Courts cannot apply these types of constitutional amendments without the unintended repeal of domestic violence laws and impact to domestic violence cases.
- North Carolina Courts will not be able to make a choice as to whether to apply the anti-gay constitutional amendment to domestic violence scenarios. A constitution, whether federal or state, is supreme law. If a court thinks that there is a conflict, the Constitution controls and the court will limit the reach of statutes accordingly.
- The Amendment would create a conflict between domestic violence laws, and the state constitution. Since the amendment would rewrite the Constitution, it would trump statutory protections, potentially undoing all the work that the General Assembly have done to protect domestic violence victims.
The General Assembly cannot simply pass a law to fix the Amendment.
- State legislatures cannot fix a constitutional amendment by themselves. Constitutional provisions are not like statutes – they cannot be addressed by legislatures acting alone. Instead, a legislature must follow extensive rules, costing time, effort and resources.

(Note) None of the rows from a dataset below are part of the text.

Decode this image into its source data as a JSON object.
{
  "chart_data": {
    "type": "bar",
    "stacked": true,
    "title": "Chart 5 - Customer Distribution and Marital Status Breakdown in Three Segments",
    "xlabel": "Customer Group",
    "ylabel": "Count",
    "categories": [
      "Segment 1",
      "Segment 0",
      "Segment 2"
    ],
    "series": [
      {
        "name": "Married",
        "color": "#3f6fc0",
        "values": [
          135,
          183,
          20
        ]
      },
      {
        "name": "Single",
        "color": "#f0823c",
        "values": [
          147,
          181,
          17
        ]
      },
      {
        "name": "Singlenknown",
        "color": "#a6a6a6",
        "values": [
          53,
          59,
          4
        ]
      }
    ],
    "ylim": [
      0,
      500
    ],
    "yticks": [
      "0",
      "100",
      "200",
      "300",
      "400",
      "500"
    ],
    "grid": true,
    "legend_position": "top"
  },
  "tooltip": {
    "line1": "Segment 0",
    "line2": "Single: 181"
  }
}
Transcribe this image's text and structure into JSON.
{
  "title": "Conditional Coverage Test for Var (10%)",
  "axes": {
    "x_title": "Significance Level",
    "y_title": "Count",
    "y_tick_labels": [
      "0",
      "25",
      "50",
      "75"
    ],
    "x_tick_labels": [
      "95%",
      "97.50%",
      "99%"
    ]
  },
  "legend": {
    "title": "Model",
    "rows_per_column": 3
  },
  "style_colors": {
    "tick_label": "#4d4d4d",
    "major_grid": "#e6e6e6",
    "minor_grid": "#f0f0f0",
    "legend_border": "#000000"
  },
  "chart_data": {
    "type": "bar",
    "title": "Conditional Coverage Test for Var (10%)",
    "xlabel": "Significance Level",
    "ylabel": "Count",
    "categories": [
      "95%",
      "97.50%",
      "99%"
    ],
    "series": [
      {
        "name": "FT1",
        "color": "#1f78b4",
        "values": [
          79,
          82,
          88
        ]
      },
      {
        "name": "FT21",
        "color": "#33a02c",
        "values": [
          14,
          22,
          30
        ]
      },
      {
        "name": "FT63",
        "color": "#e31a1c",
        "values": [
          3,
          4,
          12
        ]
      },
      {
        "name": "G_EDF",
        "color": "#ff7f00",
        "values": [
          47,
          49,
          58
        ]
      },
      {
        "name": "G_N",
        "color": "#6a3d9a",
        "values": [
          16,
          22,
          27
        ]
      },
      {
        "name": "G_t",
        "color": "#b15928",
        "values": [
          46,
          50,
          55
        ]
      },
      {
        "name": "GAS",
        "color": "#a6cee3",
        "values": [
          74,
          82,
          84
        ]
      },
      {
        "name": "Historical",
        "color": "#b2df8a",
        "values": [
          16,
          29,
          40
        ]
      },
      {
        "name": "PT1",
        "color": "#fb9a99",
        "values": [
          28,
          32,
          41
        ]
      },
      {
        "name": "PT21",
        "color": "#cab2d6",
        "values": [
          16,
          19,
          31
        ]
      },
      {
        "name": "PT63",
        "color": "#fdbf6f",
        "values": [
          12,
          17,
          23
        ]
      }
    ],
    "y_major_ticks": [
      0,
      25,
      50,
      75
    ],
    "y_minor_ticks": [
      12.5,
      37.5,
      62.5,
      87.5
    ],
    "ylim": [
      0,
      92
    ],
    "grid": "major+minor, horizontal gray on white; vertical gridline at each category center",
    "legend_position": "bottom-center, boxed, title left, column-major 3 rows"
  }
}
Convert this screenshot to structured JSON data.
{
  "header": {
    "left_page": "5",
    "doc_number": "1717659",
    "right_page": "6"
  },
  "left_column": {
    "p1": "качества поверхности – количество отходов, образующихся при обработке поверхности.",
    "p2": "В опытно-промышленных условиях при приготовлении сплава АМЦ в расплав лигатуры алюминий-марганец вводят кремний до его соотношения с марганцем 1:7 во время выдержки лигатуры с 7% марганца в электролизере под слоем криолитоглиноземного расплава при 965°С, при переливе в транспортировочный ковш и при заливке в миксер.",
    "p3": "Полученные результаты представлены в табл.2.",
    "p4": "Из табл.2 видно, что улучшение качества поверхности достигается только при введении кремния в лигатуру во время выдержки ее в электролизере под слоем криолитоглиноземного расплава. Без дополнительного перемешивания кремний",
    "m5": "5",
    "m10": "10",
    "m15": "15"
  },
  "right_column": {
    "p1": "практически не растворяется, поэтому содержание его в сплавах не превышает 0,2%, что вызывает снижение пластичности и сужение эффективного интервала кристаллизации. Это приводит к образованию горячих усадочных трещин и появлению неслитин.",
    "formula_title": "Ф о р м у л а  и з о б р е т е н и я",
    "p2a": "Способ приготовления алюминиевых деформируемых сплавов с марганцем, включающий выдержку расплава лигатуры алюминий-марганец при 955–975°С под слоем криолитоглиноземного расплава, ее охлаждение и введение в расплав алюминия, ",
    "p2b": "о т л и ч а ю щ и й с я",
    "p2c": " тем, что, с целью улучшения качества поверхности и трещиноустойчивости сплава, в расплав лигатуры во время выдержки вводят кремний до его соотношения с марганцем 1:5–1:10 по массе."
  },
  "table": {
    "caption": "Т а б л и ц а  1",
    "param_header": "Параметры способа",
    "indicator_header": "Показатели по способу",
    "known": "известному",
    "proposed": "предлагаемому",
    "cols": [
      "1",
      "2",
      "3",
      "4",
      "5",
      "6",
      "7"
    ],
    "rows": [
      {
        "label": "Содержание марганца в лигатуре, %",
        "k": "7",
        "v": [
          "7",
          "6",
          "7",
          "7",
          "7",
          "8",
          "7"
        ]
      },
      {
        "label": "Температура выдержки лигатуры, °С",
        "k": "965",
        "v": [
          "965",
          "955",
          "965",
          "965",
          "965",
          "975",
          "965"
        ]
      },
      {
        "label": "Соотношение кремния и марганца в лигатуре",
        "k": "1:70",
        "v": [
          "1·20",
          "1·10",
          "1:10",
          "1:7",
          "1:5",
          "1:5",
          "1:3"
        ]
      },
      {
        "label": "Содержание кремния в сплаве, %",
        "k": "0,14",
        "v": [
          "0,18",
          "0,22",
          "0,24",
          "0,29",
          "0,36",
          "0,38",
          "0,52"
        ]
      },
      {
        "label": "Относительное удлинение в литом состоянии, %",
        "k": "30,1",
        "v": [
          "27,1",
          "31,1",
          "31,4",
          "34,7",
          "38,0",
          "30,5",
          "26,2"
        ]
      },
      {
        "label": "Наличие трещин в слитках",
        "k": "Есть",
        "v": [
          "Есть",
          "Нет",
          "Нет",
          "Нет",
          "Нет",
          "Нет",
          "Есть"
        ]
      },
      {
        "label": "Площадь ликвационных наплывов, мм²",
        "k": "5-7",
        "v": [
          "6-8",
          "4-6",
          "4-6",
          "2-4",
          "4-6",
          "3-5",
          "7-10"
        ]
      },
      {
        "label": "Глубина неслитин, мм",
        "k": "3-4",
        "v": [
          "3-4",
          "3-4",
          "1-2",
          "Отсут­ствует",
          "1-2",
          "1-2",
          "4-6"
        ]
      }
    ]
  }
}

- Enshrining discrimination in the Constitution is not only wrong, it is incredibly difficult to fix. The anti-gay amendment would be the first time that the General Assembly has amended the constitution in order to discriminate against specific individuals, flying in the face of the state’s tradition of amending the constitution to increase equality.
- Whatever position one takes on same-sex marriage, the Ohio story shows the very real danger that comes from using constitutional amendments to limit rights.
Every new attempt to pass the Amendment puts more domestic violence victims at risk.
- In Ohio, the marriage amendment let batterers out of jail. In other states, the same arguments have been used to do the same. Passing the Amendment would multiply exponentially the number of domestic violence survivors whose rights and safety are jeopardized.
- In North Carolina, the potential unconstitutionality of current domestic violence laws as a result of the anti-gay amendment will mean uneven application and uncertainty among numerous judicial districts and state agencies and fewer protections to those already vulnerable as well as an enormous waste of state resources.